Because my first post was not clear, I'll try again to explain what I
am looking for. Let's assume I had access directly to the memory, I
would do:

void DoAction(const char *rawinput, unsigned long l)
{
uint16_t *deb = (uint16_t*)rawinput;
for(unsigned long i = 0; i<l/2; i++)
{
*deb = (*deb >> (16 - 12 - 1)) & pmask;
deb++;
}
}

Well for the design of my IO library I decided that it would be more
convenient (more flexible) to design it with stream, since the stream
could hide a subclass and could hide a compressed stream. So I am
stuck with an API which is:

void DoAction(std::istream& is, std:stream& os);

My previous design (with raw pointer) is a factor two faster than the
current one (with stream interface), and that's a real issue.

In this *very* particular case I know I will not be reusing the input
buffer (input stream) and it has all the good properties so that I can
directly work on the input buffer.

Is there a way to run a filter in-place on the is.rdbuf, and then
simply pass is.rdbuf() to os ?

Hopefully this time it does make sense,

Thanks again,
-Mathieu

 

[red floyd]

Don't reassign the output streambuf. Use transform, or a loop on the
streambuf iterators.

struct convert
{
uint16_t operator()(const uint16 c) const
{
return (c >> shift) & pmask);
}
convert(uint16_t& pmask_) : pmask(pmask_) { }
private:
static const shift = (16 - 12 - 1);
uint16_t pmask;
};

void DoAction(std::istream& is, std:stream& os)
{
std::transform(std::istreambuf_iterator<uint16_t>(is),
std::istreambuf_iterator<uint16_t>(),
std:streambuf_iterator<uint16_t>(os));

And since when can you initialize an
[io]streambuf_iterator<uint16_t> with an [io]stream? [io]stream
is a typedef for basic_[io]stream<char>, which means that it can
only be used with an [io]streambuf_char.

You're right. I was confused. My mistake.

 

[James Kanze]

Because my first post was not clear, I'll try again to explain what I
am looking for. Let's assume I had access directly to the memory, I
would do:

void DoAction(const char *rawinput, unsigned long l)
{
uint16_t *deb = (uint16_t*)rawinput;
for(unsigned long i = 0; i<l/2; i++)
{
*deb = (*deb >> (16 - 12 - 1)) & pmask;
deb++;
}
}

Well for the design of my IO library I decided that it would be more
convenient (more flexible) to design it with stream, since the stream
could hide a subclass and could hide a compressed stream.

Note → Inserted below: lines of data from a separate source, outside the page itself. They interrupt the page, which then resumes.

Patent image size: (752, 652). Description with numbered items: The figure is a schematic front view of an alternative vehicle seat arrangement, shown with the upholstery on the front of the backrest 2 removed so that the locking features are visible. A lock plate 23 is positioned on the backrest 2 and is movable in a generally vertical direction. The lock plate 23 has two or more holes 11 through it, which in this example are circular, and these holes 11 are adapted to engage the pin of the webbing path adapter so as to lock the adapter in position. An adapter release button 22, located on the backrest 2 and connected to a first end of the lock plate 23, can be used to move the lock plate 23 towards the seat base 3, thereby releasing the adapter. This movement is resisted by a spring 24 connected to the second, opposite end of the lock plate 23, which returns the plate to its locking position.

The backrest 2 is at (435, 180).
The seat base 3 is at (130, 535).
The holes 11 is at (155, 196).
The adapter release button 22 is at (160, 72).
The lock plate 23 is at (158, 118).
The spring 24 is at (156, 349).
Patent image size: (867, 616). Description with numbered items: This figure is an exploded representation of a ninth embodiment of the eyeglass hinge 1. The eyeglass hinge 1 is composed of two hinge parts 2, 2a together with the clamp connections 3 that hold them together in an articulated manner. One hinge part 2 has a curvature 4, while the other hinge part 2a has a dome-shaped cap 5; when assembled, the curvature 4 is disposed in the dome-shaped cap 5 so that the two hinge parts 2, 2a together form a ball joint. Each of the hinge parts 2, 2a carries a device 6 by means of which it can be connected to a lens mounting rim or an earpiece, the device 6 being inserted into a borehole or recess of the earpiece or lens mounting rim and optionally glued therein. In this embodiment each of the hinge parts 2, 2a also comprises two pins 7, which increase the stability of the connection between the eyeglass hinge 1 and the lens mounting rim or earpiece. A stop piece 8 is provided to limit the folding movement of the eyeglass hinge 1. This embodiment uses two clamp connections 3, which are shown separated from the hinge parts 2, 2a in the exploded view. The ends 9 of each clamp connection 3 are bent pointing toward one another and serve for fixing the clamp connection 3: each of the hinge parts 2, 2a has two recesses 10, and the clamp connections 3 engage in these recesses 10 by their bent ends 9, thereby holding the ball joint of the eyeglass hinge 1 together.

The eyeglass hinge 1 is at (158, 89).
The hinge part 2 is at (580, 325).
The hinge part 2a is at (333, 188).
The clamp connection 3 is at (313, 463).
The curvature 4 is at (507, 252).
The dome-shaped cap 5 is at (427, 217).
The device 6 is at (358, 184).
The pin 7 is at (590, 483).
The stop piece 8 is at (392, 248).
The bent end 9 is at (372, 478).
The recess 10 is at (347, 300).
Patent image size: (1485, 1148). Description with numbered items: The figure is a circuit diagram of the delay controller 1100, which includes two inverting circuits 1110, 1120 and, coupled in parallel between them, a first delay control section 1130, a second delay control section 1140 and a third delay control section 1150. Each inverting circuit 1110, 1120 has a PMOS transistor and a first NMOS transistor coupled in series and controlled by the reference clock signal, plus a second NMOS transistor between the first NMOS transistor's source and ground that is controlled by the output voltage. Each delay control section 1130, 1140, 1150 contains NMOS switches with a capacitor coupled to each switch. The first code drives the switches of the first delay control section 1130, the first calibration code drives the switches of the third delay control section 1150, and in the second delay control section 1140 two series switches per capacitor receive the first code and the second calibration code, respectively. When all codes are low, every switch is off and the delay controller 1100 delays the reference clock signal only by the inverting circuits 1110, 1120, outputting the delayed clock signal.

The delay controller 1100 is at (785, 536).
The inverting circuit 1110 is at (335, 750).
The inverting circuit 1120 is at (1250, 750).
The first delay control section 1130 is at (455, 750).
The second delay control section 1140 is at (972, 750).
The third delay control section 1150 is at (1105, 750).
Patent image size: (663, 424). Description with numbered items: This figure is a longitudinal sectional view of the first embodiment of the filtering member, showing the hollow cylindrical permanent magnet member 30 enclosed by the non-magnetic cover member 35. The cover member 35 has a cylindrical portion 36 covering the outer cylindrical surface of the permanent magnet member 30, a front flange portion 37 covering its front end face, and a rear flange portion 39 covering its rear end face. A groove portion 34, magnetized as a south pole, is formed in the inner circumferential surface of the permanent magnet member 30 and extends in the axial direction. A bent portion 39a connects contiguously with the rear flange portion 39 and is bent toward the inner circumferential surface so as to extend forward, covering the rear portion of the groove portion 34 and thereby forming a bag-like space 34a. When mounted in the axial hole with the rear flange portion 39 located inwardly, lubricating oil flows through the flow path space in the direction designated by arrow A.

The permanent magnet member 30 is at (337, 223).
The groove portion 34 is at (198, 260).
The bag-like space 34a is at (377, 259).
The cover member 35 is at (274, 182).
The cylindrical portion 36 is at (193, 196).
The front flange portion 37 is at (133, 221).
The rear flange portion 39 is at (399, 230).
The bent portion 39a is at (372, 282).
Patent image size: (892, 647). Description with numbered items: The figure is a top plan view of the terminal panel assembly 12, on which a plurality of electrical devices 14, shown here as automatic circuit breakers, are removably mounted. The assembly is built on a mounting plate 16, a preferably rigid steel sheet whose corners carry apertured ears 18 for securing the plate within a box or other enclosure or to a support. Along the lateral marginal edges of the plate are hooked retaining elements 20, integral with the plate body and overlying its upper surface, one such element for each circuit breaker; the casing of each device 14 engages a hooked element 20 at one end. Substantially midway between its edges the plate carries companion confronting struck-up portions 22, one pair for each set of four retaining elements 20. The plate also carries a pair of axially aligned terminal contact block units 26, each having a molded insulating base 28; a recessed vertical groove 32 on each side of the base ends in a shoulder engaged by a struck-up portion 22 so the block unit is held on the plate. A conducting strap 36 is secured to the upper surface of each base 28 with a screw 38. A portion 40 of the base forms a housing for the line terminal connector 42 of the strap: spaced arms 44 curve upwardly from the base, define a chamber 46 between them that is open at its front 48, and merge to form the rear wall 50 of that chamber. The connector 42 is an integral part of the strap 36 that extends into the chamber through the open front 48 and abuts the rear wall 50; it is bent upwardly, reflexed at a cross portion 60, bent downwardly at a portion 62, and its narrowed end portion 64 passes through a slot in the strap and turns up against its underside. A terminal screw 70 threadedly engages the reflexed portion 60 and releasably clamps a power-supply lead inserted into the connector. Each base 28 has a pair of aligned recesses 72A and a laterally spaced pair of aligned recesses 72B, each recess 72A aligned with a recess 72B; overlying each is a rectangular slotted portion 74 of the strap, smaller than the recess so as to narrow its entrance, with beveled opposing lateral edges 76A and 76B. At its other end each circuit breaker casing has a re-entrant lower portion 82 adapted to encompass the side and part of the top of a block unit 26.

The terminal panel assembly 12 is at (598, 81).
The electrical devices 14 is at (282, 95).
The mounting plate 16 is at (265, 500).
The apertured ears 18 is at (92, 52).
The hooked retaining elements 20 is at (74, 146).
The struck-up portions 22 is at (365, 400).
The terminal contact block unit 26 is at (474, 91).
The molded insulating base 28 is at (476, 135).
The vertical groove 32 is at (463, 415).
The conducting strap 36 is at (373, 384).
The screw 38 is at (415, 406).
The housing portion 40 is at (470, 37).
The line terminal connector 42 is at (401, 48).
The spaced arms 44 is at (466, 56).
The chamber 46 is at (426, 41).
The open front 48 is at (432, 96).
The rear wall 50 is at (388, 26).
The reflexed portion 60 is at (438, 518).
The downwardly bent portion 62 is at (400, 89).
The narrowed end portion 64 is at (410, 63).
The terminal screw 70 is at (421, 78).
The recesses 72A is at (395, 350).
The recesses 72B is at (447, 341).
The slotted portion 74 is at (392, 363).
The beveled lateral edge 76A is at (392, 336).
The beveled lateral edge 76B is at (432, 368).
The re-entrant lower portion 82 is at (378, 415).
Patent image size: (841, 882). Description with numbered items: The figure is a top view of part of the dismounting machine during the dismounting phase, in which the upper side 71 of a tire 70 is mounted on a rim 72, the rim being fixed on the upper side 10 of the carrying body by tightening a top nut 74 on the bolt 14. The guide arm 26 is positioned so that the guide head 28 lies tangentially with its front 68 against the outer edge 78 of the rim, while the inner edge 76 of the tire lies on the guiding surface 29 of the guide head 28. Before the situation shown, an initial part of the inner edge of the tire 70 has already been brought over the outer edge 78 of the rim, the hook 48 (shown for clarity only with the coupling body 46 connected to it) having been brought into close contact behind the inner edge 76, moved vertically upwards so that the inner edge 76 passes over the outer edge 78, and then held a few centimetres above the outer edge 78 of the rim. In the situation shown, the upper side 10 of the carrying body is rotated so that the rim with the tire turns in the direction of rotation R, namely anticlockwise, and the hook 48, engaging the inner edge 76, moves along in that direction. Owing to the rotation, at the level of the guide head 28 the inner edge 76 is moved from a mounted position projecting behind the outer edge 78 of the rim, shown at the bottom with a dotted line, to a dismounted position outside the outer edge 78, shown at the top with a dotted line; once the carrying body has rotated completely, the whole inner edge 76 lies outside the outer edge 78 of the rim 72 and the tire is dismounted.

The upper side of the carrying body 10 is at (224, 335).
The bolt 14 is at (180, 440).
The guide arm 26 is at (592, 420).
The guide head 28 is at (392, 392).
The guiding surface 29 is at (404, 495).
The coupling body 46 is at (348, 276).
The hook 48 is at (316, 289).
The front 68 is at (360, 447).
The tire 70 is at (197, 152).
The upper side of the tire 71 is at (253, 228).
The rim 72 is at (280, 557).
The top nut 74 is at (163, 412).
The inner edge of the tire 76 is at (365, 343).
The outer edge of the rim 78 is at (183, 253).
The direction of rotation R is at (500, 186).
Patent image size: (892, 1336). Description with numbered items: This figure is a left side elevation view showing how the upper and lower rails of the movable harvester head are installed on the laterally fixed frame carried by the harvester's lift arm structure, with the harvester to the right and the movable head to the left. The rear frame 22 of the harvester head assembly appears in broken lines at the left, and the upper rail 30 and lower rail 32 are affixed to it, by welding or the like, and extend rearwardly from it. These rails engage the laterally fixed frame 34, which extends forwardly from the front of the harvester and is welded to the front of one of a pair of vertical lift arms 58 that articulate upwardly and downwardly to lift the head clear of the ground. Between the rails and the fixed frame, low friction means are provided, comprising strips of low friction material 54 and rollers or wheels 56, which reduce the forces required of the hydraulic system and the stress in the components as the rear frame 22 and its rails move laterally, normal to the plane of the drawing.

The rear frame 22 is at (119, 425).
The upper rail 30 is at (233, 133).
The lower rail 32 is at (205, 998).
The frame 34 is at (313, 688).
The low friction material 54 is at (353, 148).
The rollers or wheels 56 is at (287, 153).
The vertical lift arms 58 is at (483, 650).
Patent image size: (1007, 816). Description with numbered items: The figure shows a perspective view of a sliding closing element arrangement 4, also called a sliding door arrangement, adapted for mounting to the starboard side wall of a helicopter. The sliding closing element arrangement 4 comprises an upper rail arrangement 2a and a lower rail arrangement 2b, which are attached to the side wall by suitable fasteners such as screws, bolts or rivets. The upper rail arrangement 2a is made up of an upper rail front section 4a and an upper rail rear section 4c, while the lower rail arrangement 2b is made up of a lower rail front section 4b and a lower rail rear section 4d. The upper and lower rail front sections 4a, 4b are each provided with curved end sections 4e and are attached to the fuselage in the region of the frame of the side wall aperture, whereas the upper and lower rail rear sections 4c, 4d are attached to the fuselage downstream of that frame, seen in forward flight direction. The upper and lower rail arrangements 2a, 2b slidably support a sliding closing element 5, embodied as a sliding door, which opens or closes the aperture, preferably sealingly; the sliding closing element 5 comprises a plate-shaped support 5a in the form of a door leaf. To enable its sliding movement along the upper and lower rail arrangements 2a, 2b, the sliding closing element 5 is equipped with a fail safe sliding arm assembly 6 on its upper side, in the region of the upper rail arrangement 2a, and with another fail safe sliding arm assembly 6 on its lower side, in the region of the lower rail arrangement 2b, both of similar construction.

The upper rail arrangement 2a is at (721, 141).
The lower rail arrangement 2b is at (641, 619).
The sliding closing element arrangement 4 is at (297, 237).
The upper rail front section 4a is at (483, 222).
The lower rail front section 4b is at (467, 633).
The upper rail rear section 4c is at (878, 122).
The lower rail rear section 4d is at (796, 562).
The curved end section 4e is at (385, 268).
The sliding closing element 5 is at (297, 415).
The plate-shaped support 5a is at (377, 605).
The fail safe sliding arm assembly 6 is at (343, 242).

Streams aren't particularly designed for modifying memory in
place. As others have mentionned, what you're looking for is
probably std::transform.

You can use stream_iterators with std::transform, but if the
file is binary, you'll have to design some sort of binary stream
for them, and define stream_iterators for it.

So I am stuck with an API which is:

void DoAction(std::istream& is, std:stream& os);

My previous design (with raw pointer) is a factor two faster than the
current one (with stream interface), and that's a real issue.

Certainly: direct in place or memory to memory will almost
always be faster than stream to stream.

In this *very* particular case I know I will not be reusing
the input buffer (input stream) and it has all the good
properties so that I can directly work on the input buffer.

I'm not sure I understand. Do you mean that you know that the
transformation will be in place and in memory?

Is there a way to run a filter in-place on the is.rdbuf, and then
simply pass is.rdbuf() to os ?

Well, you can always use a filtering streambuf. But if your
goal is an in place transformation in memory, any introduction
of streams can only be considered obfuscation.

Hopefully this time it does make sense,

Not really. I doesn't make sense to use streams in the
interface if all you want is an in place transformation.